Just a quick look at the future is enough to show that the world is nearly there. However, there are some major factors that are still holding us back. The first is clearly connectivity and access. There are far too many people still without access to the internet or up-to-date technology. Until we reach the point where rural and poorer communities can have the same access as the main cities around the world, we can’t quite make it into that future.
Another key factor is educational systems that hold fast to traditional pedagogy. This teaching method states that every student must pass the same tests in order to move on with their schooling. Only a small percentage of students are allowed to deviate from these norms, and they are usually identified as special needs students. This actually puts an additional strain on the student as they are singled out as different in a bad way. Once we are able to break down the barriers and see that two children can learn in totally different ways but still full comprehend the subject matter, we can move forward.

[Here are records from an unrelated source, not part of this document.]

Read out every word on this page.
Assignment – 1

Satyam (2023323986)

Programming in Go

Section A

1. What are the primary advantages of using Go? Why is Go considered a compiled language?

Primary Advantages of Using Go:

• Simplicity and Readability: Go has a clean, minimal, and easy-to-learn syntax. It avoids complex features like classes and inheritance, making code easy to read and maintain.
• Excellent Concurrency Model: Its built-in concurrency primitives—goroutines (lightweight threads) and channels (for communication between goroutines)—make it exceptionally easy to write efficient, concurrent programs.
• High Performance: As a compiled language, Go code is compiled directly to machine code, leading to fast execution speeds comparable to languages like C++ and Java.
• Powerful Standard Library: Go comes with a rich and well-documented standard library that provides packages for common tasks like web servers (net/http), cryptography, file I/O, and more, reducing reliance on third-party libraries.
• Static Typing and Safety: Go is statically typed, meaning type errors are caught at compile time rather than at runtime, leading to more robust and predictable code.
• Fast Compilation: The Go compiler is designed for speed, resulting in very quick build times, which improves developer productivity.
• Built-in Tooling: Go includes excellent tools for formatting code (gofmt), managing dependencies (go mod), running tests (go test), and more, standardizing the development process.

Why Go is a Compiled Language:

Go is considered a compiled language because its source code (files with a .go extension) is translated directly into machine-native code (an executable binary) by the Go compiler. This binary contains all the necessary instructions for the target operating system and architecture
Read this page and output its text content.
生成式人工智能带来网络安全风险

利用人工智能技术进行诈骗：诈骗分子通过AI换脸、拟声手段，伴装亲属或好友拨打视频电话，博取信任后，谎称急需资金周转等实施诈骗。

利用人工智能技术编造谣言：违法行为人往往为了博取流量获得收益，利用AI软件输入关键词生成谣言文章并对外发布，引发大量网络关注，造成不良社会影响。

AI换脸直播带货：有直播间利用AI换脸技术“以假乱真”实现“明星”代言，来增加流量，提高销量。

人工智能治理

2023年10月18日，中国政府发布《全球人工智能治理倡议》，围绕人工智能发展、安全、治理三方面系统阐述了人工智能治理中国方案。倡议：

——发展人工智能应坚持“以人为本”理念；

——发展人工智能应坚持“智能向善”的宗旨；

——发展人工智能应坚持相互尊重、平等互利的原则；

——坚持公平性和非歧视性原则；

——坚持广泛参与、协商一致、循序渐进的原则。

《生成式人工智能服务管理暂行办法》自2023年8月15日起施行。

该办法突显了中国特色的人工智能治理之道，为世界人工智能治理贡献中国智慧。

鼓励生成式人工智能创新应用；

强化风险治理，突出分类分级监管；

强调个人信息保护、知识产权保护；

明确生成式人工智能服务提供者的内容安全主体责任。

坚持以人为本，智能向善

We’re on the right track with technology in classrooms
It’s already clear that we’re working towards this educational future because more and more teachers are enjoying an adaptive style of education. Schools around the world are also embracing technology in classrooms, and seeing great benefits from it.
The number of schools using smart boards instead of white boards or chalk boards is ever increasing. Smart boards allow for greater spread of different types of information. Students can also “touch and move content on the board”, thereby engaging with the content.
Schools embracing the use of mobile devices in class are also seeing great changes, when the programs are implemented correctly. When teachers are able to use Mobile Device Management (MDM) software, they can also track and monitor the progress of each student. This allows them to adapt lesson plans for those who are not coping with the main learning approach. This allows for more personal attention and a greater understanding by the teacher.
As schools adapt their pedagogy, they can better accommodate edtech and get themselves ready for the future.